I grew up in a small town, just outside of Atlanta, Georgia. McDonough was one of those easy to forget, hard to spot on the map small towns. I was never privy to the finer things in life and I was fortunate to be grateful for all the little things I was blessed to have around me. Life was simple for the most part, but my emotional experience was complex and often grueling. My birth mother signed over her rights to my stepmother and father to raise me, as she continued to struggle with her addiction. Abandonment and rejection have been a part of my story from the very beginning.
I experienced trauma at an early age of 5 years old. I was molested by a family member and when I spoke out about what happened my abuser was never confronted and the abuse was swept under the rug. This experience cultivated a lifetime full of avoidance, guilt, shame, self-hatred, and ultimately self-medicating to ease the remnants of PTSD that I was left with. My childhood memories flash in and out like a slideshow. I have some good memories and not so great memories, but all of them are incomplete and brief. I suppose my innate need to dissociate has definitely played a role. I can remember sitting in my room as a little girl always praying (to some higher power) to please let my experiences not be in vain – allow my pain and my suffering to at least help one person breathe a little easier.
I grew up in a home where I never wanted for anything. Materialistically speaking, my parents worked extremely hard to always give us everything we wanted. Emotionally speaking, this was not the case. I was your stereotypical codependent child, begging for love on my knees and desperately seeking approval and affection from my parents. Looking back, I realize my parents did the best they could with what they had.
Fast forward to my early 20’s, I got pregnant with my son and I was anything but ready to be a mother. I did the best I could with what I had. Raising a child is not for the faint of heart. Raising a child as a single parent requires courage, selflessness, stability, and unconditional love. Keeping up with total transparency, I never really experienced any of those things so I was ill-equipped to handle the new life placed before me.
Jan 10, 2013 trauma met me face to face again. This time, I lost the battle and I was captured as a prisoner of war. My stepmother was home alone, babysitting my son when she suffered a massive heart attack. It is every daughter’s and mother’s worst nightmare. I can vividly remember my survival instincts kicking in as soon as I dialed the number to a local drug dealer. I did not step foot into that hospital without the aid of my beloved opiates. I truly believed I could not face the destruction that potentially lied ahead without the help of some power greater than myself. Opiates were a power greater than I ever comprehended.

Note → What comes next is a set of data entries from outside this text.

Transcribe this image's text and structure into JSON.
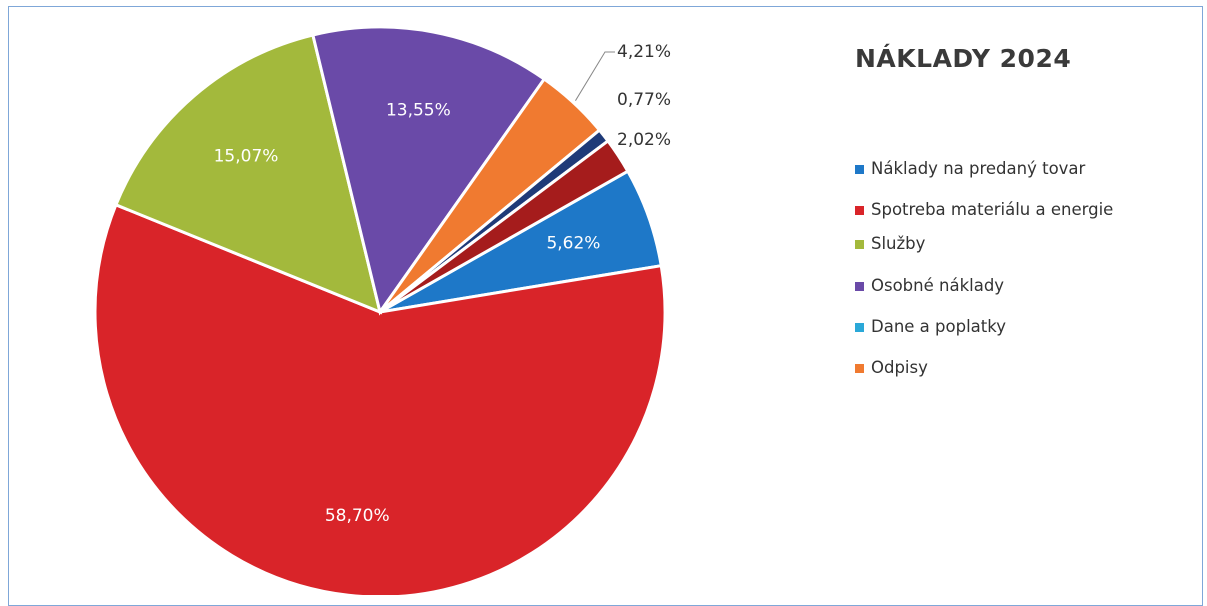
{
  "chart_data": {
    "type": "pie",
    "title": "NÁKLADY 2024",
    "categories": [
      "Náklady na predaný tovar",
      "Spotreba materiálu a energie",
      "Služby",
      "Osobné náklady",
      "Dane a poplatky",
      "Odpisy",
      null,
      null
    ],
    "values": [
      5.62,
      58.7,
      15.07,
      13.55,
      0,
      4.21,
      0.77,
      2.02
    ],
    "value_labels": [
      "5,62%",
      "58,70%",
      "15,07%",
      "13,55%",
      null,
      "4,21%",
      "0,77%",
      "2,02%"
    ],
    "colors": [
      "#1e78c8",
      "#d92429",
      "#a3b93c",
      "#6a4aa8",
      "#2aa8d8",
      "#f07a30",
      "#1f3a78",
      "#a51c1c"
    ],
    "legend": "right"
  }
}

After spending 72 hours, completely medicated and emotionally numb, we received the news that my mother was brain dead. Despite all of the prayers, well wishes, and doctor’s aid – she was gone. Just like that, my entire life changed. I was no longer the young single mother trying to figure out parenthood. I became the addicted mother, daughter, sister, and friend that was completely oblivious to the nature of what she was truly up against. Held captive by the little blue pills, I was led off a slave and I was living in hell.
I managed to maintain my addiction for a few years before consequences finally caught up. From one codependent relationship to the next, I was reaching for anything and anyone to fill the void I felt deep within my soul. That’s when I met my ex-boyfriend – he was spiritually sick just like me. We were a match made in – hell. His substance of choice was meth and after the first time I tried it, I felt like I found the perfect concoction to sweep me off my feet and carry me into the land of oblivion.

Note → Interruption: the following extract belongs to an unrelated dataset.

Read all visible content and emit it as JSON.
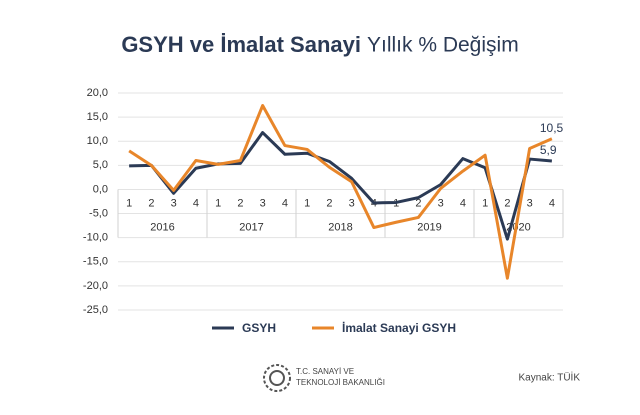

My life became utter chaos. Legal consequences brought me to my knees. Detoxing from opiates on a cold jail cell floor is not one of my most favorable moments. In fact, it was my living hell. No longer could I hide behind the facade that my life was great and everything was fine. It was physically, emotionally, and spiritually clear that my life was unmanageable and I no longer had the power of choice in any matter. My life was run by one master – King opiates. I did things I swore I’d never do and became a woman I swore I would never be. I was finally faced with the option to check myself into a treatment center or lose custody of my son. Gratefully, I choose to hop on a plane in search of relief.
I’m writing this article today with a little over 3 years sober. Sure, I could tell you what is was like and what my experience in recovery entailed – but the truth is… I am here today because of unrelenting grace. I have no idea why I hopped on the plane that day. There were many days I’d wake up and snort my drug of choice before I’d even kiss my son good morning. Why did it matter if I lost him all of a sudden? Grace. How did I walk through years of trauma and heartache without running to the bottom of a bottle to minimize the painful emotions? Grace. How do I have the privilege of raising two gorgeous children as a sober mother today? Grace. Every ounce of who I am today is a direct reflection of me operating with grace.
Today, I finally have the clarity to see that every single ounce of pain, heartache, and trouble led me to exactly where I am today. I was dead, so lost in the world as I thought I knew it and my life was absolutely unmanageable. Today, I work with other women who have struggled with trauma, rejection, abandonment, and addiction. I am a mother, sister, daughter, and friend today. I am accountable, reliable, responsible, and loyal. Beauty for ashes, I have been revived.